Prompt Response: Delirious

It was sheer torture. Hawke tossed and burned, her fever continuing for a third day, and Anders could think of nothing more to do for her. Broken bones and infestations of a personal nature were nothing, he could cure those in a trice. But the common cold remained the bane of all healers, magical or herbal.

If she were only ill Anders could have dealt well enough with the situation. He did, after all, run a clinic helping the sickest, dirtiest, and most hopeless people in Kirkwall. It was the delirium that promised to drive him mad.

At first she'd only talked to her father, something Anders had found fascinating. She had loved Malcolm Hawke, trusted and been devoted to him, and the man had escaped from the Circle here in Kirkwall, lived as a mercenary traveling Thedas, and then settled down with the love of his life to raise three amazing children, one of them a mage that he'd trained to be a strong and independent as he'd been. Anders rather wished he'd had a chance to meet the man.

But last night her delusions, her feverish imagination, had turned to a different subject: Anders himself. She had somehow gotten the idea that they had been involved for some time. Whether it was a wish or the fact of his presence, sponging cool water over her forehead and limbs and doing what little he could for her he did not know. And, worse, it could be that she knew.

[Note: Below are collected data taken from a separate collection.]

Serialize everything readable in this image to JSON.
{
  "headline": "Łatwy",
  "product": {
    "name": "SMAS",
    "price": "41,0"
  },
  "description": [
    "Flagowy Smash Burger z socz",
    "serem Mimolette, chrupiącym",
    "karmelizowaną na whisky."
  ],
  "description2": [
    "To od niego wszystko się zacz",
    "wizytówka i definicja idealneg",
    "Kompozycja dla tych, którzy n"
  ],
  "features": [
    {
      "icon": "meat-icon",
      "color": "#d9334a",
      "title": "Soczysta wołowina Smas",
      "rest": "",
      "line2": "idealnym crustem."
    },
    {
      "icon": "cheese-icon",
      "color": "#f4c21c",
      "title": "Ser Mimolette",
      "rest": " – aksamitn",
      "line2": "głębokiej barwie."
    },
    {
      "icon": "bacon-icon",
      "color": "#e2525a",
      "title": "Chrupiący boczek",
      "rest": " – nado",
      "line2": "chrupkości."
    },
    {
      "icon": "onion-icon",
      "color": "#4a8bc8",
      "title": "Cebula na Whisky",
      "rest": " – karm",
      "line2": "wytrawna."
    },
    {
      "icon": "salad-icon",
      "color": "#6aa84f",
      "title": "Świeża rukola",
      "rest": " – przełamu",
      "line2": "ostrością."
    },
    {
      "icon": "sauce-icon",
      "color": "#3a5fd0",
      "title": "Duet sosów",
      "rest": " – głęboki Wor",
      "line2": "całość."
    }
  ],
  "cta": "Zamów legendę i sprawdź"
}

He could hardly leave her, but what she was saying! Before she'd lapsed back into a fitful sleep she'd asked him to come back to bed with a frisky little smile he'd never before seen that promised precisely what he'd wanted so long. But how could he take advantage of a sick woman like that?

When he'd refused, Hawke had...she'd...Maker, she'd kissed him. The fever made her mouth unbearably hot and her hands felt like flames on his face. It was all he could do to pull away, to resist her. Thankfully she'd slid back into half-consciousness before he could do anything they'd both regret. But she mumbled in her sleep, suggestive little fragments, and in brief moments of wakefulness she kept calling him “darling”.

Anders began to think his head would explode. The shift she wore clung to her body, drenched with sweat, and she kicked off any blankets with which he tried to cover her. He continued his tender ministrations but every slow stroke of the damp cloth over her heated flesh tempted him more. Finally he set the basin aside and sat quietly holding her hand in his lap, dozing.

He woke with a start some hours later and realized that she must have been sleeping more deeply not to have disturbed his troubled dreams. A hand to her forehead verified that the fever had broken. As he pulled his fingers away, relieved, her eyes opened. “Anders,” she said, her voice rusty with disuse and thick with her cold, “how long have you been here?”

“Oh, a couple of days,” he answered offhandedly. “Someone had to keep an eye on that fever.”

“Two days! I don't remember anything. Was I a terrible bother?”

“Of course not, Hawke. You did have a nice talk with your father...”

She laughed. “I was delirious?” Anders nodded, remember the feel of her burning lips. “I didn't say anything embarrassing, did I?”

Heat bloomed in his face. He could never tell her the things she'd said to him, never invite such involvement with the likes of him, but she noticed him coloring even in the dim light of dawn filtering through the window. “Was it that bad?” she asked. “Andraste's rear end, what did I do?”

He shook his head. “Nothing, Hawke, nothing.” He smiled sadly, knowing he'd dream of the previous night on his pallet, alone. “I think I'm just coming down with something.”